Kimball versus Inmon: a peace offer?
Lately there were some interesting updates in the ever-existing ‘Kimball versus Inmon’ discussion. This this Bill Inmon wrote an article expressing his views on these things: http://www.b-eye-network.com/view/14115. A quote here sums it up for me: ‘If you want a tactical solution, then Kimball is the way to go. If you want a strategic solution, then Inmon is the way to go.’ All in all I think the Kimball approach is a good one if the goal is a stand alone lightweight DWH or datamart, if there are no big plans to expand other than replace existing source systems it is a quick and effective option. If there is a big roadmap in time this model will be hard to maintain and support and the EDW approach will be better.
I like to think that by using Data Vault as the data modelling technique for the EDW removes some of the objections for creating an EDW for smaller implementations like the tactical, standalone datamart. A large part of the counter arguments for creating an EDW straight away is based on the fact that a lot of work is done (= creating an extra layer in the Data Warehouse) for little apparent value.
This can be omitted by using the design / architecture patterns and automating them using ETL generation. Following the same rules and guidelines (ETL framework) the EDW structure can be set up automatically, including data models and ETL mappings.
The Kimball methodology does not exactly specify how a staging area should be constructed but only that everything has to be done there, before the data is forwarded to the star schemas. So you will be perfectly compliant by pitching a Data Vault based EDW as the Kimball staging ‘layer’. Kimball refers to the staging area as ‘everything between the source and presentation layer’… Pending smarter tooling and more precise framework / algorithms the 3NF approach would still be a costly exercise which I think is best avoided currently. 3NF has definite advantages in terms of data storage (Data Vault ‘costs more space’) but requires active data modelling and is therefore harder to generate (presently).

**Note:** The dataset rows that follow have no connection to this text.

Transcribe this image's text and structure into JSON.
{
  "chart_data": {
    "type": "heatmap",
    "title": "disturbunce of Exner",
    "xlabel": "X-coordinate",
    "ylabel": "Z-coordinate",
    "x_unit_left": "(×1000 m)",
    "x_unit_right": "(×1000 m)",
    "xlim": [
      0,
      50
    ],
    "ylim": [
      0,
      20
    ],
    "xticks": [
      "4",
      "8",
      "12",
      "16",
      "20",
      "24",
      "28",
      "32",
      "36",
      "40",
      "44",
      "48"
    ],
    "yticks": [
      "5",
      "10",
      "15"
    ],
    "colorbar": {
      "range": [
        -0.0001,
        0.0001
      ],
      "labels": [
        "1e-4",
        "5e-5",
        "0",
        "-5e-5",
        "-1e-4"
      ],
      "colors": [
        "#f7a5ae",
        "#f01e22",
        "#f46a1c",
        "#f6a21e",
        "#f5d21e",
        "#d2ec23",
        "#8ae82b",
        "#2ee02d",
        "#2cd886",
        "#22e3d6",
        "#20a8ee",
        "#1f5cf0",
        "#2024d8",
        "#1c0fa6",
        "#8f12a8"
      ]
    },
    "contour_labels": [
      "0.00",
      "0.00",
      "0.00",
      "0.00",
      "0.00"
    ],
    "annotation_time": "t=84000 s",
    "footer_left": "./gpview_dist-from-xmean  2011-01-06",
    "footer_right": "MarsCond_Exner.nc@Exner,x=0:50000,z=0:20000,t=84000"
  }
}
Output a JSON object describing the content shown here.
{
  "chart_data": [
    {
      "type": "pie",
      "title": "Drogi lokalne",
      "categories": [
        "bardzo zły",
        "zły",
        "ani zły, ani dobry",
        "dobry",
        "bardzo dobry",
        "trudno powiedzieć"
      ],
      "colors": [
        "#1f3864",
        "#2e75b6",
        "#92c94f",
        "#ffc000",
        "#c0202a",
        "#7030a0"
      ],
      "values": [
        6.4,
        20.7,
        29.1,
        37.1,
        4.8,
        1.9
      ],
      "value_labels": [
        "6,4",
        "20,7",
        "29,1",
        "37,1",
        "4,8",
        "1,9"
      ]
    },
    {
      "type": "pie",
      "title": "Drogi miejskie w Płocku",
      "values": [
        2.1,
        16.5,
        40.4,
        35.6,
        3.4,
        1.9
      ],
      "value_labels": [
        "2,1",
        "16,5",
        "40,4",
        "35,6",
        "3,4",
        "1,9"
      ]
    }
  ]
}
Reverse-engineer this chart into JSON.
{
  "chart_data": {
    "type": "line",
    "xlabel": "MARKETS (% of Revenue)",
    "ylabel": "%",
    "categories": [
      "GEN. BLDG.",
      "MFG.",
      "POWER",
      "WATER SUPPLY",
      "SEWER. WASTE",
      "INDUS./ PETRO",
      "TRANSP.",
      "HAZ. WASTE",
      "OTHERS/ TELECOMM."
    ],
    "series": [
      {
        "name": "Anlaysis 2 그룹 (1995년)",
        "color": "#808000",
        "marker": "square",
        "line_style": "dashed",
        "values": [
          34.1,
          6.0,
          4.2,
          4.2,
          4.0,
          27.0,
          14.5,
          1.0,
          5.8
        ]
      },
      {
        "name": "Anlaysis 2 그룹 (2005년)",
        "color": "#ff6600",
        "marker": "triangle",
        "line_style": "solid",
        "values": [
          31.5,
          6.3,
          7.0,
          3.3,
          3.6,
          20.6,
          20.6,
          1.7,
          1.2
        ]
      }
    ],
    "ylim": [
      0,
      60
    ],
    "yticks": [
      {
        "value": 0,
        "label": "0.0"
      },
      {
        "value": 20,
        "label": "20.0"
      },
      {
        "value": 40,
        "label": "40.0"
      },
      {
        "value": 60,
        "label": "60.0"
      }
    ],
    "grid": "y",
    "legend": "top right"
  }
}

By combining these concepts this way, you can still have a fast and sustainable Data Warehouse which uses the best of all worlds:
You still have your star or snowflake schemas
You have an automated and flexible ‘data staging area’ in line with the Kimball approach
You also have a full EDW following Data Vault rules
You also have a single source of information and history tracking which enables you to regenerate data marts if required
- Business rules are still calculated ‘on the way out’ from the EDW perspective and ‘into the star schemas’ from the Kimball perspective
Will this be the bridge which brings the two major approaches in harmony?